It was 1:59 in the afternoon on a bright, sunny day and I was contemplating slitting my own throat. The question was whether to do it at the cash register or walk across the store to get a good spray pattern on the intimates in women's apparel.
"Seven AM, waking up in the morning!"
My left eye twitched, but before I could make up my mind to escape the vocal hell the register beeped as my fifteen minute break ended. The light automatically lit up and announced to all the customers of Door-Mart that I was open for abuse again.
"Gotta be fresh, gotta go downstairs!"
Supervillains of the world if you can hear my call then please find a way to eliminate Rebecca Black!
No one answered my mental plea and the song went on. An old man walked by, glanced at my lit-up number sign above the cash register and immediately proceeded to walk three registers down. I turned my head and saw him beeline for a coworker whose sign was dark to begin unloading his cart, ignoring her pleas that she was on break. And if she refused to ring him up then she'd be the one in trouble with management. To make things worse, three other customers had lined up behind the old man, one of whom grabbed the CLOSED sign on the conveyor belt and tossed it away. Left with no other choice, she adopted the horribly fake Door-Mart smile and proceeded to be their bitch. Such was retail.
"It's Friday, Friday!"
I picked up the walkie talkie next to my register and said, "Loss Prevention this is Register 12 reporting a breach of policy."
The device crackled and a voice that could have been male or female said, "This is LP, what's the problem?"
"Someone is breaking the Geneva Convention treaty by playing this song. You know, the bit about cruel and unusual punishment."
The walkie talkie was silent for a few seconds as the Loss Prevention crew laughed, safely secluded in their office away from this nightmare. It crackled to life and said, "Sorry, can't do anything. But let us know if it shoplifts and we'll be right on it."
"It's stealing my sanity," I replied.
"Unfortunately this store doesn't stock that product. LP out."

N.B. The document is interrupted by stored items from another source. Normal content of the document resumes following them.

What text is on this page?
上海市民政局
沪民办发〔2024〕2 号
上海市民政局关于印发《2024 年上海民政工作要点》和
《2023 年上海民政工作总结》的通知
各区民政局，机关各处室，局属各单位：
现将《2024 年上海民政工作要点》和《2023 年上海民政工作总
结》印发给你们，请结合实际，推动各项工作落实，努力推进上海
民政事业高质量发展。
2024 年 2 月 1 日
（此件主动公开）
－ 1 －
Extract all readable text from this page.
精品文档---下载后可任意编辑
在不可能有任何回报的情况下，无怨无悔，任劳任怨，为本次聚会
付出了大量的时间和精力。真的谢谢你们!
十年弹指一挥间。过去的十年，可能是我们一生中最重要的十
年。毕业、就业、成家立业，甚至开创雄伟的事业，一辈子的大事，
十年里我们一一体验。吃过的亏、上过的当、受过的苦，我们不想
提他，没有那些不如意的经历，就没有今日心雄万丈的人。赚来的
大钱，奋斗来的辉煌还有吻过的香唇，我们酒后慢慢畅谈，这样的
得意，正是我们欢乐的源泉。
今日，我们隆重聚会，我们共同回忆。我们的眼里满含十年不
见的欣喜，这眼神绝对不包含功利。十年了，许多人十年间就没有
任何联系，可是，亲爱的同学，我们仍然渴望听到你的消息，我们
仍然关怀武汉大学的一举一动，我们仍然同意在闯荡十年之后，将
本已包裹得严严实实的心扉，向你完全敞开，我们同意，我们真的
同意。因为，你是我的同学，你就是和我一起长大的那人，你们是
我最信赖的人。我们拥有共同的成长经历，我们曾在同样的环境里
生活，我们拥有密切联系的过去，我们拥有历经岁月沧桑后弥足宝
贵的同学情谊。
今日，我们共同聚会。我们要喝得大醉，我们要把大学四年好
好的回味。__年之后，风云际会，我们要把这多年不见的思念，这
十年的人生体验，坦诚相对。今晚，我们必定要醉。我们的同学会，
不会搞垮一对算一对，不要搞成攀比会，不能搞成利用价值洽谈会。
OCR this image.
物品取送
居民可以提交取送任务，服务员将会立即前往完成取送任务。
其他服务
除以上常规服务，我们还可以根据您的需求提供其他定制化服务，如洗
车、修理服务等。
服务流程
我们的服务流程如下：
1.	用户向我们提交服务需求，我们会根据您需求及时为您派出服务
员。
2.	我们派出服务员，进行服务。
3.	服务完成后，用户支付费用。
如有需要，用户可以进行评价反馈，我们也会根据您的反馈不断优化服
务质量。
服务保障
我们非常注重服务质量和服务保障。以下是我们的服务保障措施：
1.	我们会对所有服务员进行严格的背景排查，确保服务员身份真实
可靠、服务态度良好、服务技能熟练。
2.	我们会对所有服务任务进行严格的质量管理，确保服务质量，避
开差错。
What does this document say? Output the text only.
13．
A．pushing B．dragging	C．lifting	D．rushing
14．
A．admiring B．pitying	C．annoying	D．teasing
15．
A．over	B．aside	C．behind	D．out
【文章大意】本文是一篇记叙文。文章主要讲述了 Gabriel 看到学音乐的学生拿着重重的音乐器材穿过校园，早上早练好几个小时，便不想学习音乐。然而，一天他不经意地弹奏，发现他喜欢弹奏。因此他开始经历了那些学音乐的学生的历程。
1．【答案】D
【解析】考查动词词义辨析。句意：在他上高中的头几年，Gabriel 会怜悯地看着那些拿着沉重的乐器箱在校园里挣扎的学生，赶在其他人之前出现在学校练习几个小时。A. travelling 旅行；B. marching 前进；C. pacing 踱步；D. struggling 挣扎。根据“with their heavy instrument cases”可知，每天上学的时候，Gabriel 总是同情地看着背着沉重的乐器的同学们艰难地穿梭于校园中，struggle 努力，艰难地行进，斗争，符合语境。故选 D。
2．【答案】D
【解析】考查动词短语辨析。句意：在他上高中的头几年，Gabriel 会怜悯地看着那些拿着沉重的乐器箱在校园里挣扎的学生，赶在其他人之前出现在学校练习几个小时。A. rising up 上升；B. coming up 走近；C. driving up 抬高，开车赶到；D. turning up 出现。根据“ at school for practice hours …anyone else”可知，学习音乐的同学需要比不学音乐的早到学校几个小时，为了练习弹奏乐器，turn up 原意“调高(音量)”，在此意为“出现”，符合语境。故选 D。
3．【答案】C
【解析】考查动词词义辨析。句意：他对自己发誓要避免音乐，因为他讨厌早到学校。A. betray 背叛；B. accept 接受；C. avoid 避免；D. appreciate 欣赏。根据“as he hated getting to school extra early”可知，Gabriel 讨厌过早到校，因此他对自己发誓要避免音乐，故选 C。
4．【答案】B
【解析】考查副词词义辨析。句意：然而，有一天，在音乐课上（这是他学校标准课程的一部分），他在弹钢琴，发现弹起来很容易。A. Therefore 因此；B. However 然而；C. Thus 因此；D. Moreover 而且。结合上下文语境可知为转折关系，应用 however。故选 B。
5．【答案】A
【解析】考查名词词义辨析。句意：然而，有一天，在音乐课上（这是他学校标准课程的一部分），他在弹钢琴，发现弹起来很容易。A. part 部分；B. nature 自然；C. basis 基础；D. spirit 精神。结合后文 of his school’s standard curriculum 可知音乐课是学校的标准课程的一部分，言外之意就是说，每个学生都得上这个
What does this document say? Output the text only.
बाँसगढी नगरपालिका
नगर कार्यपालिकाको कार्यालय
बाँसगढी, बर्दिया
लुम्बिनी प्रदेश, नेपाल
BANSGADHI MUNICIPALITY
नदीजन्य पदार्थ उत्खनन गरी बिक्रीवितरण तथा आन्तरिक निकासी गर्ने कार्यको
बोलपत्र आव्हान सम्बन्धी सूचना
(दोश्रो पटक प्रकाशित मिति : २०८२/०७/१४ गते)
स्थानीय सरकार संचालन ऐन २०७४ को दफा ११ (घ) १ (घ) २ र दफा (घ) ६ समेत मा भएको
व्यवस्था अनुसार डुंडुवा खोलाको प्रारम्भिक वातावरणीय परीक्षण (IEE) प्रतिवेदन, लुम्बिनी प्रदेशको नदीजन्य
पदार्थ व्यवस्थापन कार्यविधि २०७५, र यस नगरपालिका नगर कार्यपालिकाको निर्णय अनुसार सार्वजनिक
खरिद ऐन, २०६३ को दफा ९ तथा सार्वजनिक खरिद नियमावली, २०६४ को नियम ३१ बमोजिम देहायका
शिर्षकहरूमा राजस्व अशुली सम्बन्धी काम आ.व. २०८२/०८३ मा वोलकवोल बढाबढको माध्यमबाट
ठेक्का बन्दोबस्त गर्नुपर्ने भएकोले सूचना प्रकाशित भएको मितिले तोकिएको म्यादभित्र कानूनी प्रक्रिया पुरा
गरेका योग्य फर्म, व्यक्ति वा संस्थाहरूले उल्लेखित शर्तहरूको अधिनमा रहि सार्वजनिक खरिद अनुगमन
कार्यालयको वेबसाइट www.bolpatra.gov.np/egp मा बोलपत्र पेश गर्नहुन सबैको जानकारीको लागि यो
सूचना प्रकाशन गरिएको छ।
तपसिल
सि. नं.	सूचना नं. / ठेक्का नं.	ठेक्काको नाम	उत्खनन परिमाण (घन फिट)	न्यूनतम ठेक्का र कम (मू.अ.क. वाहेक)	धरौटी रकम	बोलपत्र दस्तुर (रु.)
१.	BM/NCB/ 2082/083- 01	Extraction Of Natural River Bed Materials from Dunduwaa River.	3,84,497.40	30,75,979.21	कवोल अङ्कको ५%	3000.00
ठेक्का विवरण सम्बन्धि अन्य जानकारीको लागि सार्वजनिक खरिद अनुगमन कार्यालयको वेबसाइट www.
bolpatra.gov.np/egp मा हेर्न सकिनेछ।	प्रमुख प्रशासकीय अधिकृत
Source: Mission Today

I put the walkie-talkie back in its place and looked around the massive store, or at least as far as I could see. My coworker's line had ballooned in size and she seemed ready to cry. I looked the other way and saw two kids skateboarding over by the displays and trying to break their falls by running into them. Cans rolled everywhere and a little old lady in one of our electric carts was buried in bargain toilet paper.
"It's Friday, Friday! Gotta get down on Friday!"
With no one in my line and no management in sight my patience reached its limit. Quick as a thought my hand flashed up, pointed at the loudspeaker, and blasted it with a bolt of lightning.
The lights exploded and everything was silent. Darkness reigned in Door-Mart.
Someone screamed and all hell broke loose. Customers bolted for the doors with merchandise in their carts, my walkie talkie was exploding with the sounds of Loss Prevention tripping over each other in their office, glass rained down on the immaculate linoleum floor, and everything was sweet chaos. Time to call it a day.
Then none of that happened. In less than an instant the lights were back on, the customers were walking around, and the walkie talkie was silent. I took a glance at the clock on my register. 1:59 pm.
Tap. Tap. Tap.
I cringed and slowly turned around to find the manager staring at me impassively. She raised an eyebrow and said, "Getting off break soon?"
The register beeped behind me, the traitorous bastard.
She didn't bat an eye. "Good. Now, if you'll please get back to work then nothing will have happened. And one more thing." She pointed at the loudspeaker and the song began anew. She fixed me with a steely gaze and said, "I like this song. Best get used to it, Voltaire."
I winced at the name and she walked away.
"It's Friday, Friday! Gotta get down on Friday!"
"Fucking Timeskip," I muttered under my breath and turned around to see a wave of customers pounding for my register. As the only cashier on duty it would probably take an hour or more to clear this line again, all the while I'd be dealing with the dumbest idiots on the planet. I wasn't even allowed to electrocute them.
Such was retail. Even for a lapsed supervillain.